E ela se aproximava mais ainda.
- Saia, eu não quero ninguém. E continuava a responder.
E ela se aproximava mais e mais. Até que atravessou meu globo, se abaixou e me disse:
- Tudo bem, vai ficar tudo bem. Não precisa ter medo.
E me olhou de uma forma mágica que me fez parar e num instante meu delírio tinha-se passado. Ela me olhava com uma face de caridade, com uma expressão de puro amor e carinho materno. Eu naquele momento já não sabia mais onde estava ou como aquilo podia ter acontecido. Num piscar de olhos ela mudou tudo o que sentia e me fez ficar bem, minhas forças voltaram, tudo estava tranquilo. Como se tivesse mudado da água para o vinho, me levantei e perguntei:
- Quem é você? Por que me fez isso?
E ela apenas agradeceu, me pediu desculpas e foi embora rapidamente. Me senti desconfortado e sem saber o que fazer. Aquela forma amorosa de me cuidar, de forma tão simples me desconsertou, desarranjou-me o pânico, o delírio e transformou em plenitude e serenidade. Não consegui perturba-la para questionar como ela tinha feito aquilo. Fora um momento mágico na minha vida que mal sabem o quão mudou o meu destino.
Dali questionei o que fazer, será que precisava dormir, descansar, mesmo sem ter como pagar por uma cama. Apesar de ter treinamento militar, me importava com o mínimo de conforto e aquilo que estava vivendo nada se parecia com isto.
Um pouco perdido mas quase que por completo e sob efeito daquela magia, decidi caminhar e não pensar mais, apenas caminhar que quem sabe em algum momento me surgiria alguma ideia. E quando saí do beco, não encontrei mais aquela mulher, havia sumido. Pensei, que se dane, eu não vou roubar, só que pagarei depois minha estadia, afinal, posso viajar no tempo, então só precisarei dar alguns golpes e depois posso conseguir um jeito de repor o prejuízo que causei. Me senti seguro para aqui e fui me hospedar em um hotel, que por sorte, naquele lugar, ainda se chamava hotel.

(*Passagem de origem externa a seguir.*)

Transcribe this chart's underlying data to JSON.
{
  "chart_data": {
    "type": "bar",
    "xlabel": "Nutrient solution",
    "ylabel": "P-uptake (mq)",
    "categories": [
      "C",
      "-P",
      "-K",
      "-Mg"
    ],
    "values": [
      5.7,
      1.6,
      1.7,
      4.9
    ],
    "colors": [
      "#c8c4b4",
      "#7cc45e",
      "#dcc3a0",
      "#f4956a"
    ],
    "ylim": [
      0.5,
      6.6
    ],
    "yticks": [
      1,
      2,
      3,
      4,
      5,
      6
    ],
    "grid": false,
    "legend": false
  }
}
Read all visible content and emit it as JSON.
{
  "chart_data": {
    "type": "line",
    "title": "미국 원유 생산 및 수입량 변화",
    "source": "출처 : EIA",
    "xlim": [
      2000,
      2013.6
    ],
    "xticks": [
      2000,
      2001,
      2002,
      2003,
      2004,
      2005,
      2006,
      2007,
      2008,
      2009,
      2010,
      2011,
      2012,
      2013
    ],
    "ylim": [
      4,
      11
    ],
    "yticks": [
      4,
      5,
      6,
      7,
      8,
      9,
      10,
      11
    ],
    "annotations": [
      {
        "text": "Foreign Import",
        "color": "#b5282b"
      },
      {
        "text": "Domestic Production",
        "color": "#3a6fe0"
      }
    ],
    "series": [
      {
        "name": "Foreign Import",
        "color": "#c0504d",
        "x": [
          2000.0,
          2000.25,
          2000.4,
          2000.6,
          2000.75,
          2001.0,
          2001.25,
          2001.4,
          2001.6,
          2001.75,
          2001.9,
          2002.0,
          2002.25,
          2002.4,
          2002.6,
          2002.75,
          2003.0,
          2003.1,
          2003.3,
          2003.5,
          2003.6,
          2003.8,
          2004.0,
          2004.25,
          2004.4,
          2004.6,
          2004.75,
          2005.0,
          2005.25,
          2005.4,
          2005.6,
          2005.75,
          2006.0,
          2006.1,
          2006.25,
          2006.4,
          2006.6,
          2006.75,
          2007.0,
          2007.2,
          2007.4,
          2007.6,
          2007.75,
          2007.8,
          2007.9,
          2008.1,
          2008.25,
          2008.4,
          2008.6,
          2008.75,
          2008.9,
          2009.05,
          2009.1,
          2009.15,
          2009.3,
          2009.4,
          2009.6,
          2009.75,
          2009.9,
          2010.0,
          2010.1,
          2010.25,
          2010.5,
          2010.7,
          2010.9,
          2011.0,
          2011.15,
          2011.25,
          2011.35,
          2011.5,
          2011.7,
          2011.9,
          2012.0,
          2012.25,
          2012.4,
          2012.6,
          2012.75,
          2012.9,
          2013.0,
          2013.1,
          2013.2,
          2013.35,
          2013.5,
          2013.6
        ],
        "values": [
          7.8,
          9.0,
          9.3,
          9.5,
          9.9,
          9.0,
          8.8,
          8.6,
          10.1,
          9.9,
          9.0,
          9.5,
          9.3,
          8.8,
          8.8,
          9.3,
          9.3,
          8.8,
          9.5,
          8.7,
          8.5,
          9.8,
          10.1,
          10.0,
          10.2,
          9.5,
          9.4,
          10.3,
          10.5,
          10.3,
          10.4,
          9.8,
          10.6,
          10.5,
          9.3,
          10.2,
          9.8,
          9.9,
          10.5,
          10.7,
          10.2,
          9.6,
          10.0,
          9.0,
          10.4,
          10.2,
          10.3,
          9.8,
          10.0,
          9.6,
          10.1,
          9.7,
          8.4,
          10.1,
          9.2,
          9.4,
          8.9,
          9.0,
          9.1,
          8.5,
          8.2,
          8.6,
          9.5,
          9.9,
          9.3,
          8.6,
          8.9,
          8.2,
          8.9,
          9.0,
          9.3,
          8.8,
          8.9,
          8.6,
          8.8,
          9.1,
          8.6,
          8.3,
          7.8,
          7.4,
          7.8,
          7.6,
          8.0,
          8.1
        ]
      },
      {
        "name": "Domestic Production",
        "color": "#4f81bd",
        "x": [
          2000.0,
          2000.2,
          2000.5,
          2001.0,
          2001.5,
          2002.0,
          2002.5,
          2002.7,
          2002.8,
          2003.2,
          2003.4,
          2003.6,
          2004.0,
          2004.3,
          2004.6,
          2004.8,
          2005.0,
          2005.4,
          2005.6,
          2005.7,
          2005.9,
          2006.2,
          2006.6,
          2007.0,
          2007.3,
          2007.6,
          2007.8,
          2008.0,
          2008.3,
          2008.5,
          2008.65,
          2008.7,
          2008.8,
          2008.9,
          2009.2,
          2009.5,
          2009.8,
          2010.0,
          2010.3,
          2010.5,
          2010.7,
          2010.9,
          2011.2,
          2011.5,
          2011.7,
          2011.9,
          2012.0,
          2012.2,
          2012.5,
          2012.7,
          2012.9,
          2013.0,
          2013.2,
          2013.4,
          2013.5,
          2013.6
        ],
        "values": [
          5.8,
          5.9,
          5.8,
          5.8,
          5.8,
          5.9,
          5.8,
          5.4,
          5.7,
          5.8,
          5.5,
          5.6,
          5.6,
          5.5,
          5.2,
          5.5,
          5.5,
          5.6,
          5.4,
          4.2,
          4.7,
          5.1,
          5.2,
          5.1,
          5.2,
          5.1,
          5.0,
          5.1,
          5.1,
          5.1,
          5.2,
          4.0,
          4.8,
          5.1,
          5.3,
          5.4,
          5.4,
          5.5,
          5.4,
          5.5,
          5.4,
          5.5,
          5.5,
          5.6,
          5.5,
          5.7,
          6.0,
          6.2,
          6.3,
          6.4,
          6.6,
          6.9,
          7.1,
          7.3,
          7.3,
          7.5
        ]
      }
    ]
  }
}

Falava hotel paras as pessoas que passavam na rua e um deles, um homem velho, me indicou com sinais, como se estivesse jogando jokenpô, batia numa das mãos, colocava um número e apontava a direção, esquerda ou direita e logo notei que queria dizer em quadras. Então fiz um sinal de círculos para trás e ele com sinais repetiu tudo de novo. Ainda bem que entendia o mínimo de sinais, e ele também. Me falou que a cinco quarterões dali, entre esquerdas e direitas, encontraria um hotel.
Me dirigindo para lá, pensei que pouco me importava dormir ou não dormir, aquele mundo ou minha vida não estava mais nas minhas mãos, eu era apenas um agente controlado e entendi o sentido real da Demoteica, era seguir ordens com paciência e calma, mas sem levar tudo muito a sério, com naturalidade pois tudo estaria em boas mãos no final das contas. Mesmo sabendo que alguma missão eu teria que cumprir, por algo difícil eu sei que teria de passar.
Passado um tempo meio que confuso fui tentando dormir. Me deitei e esperei lentamente o sono chegar.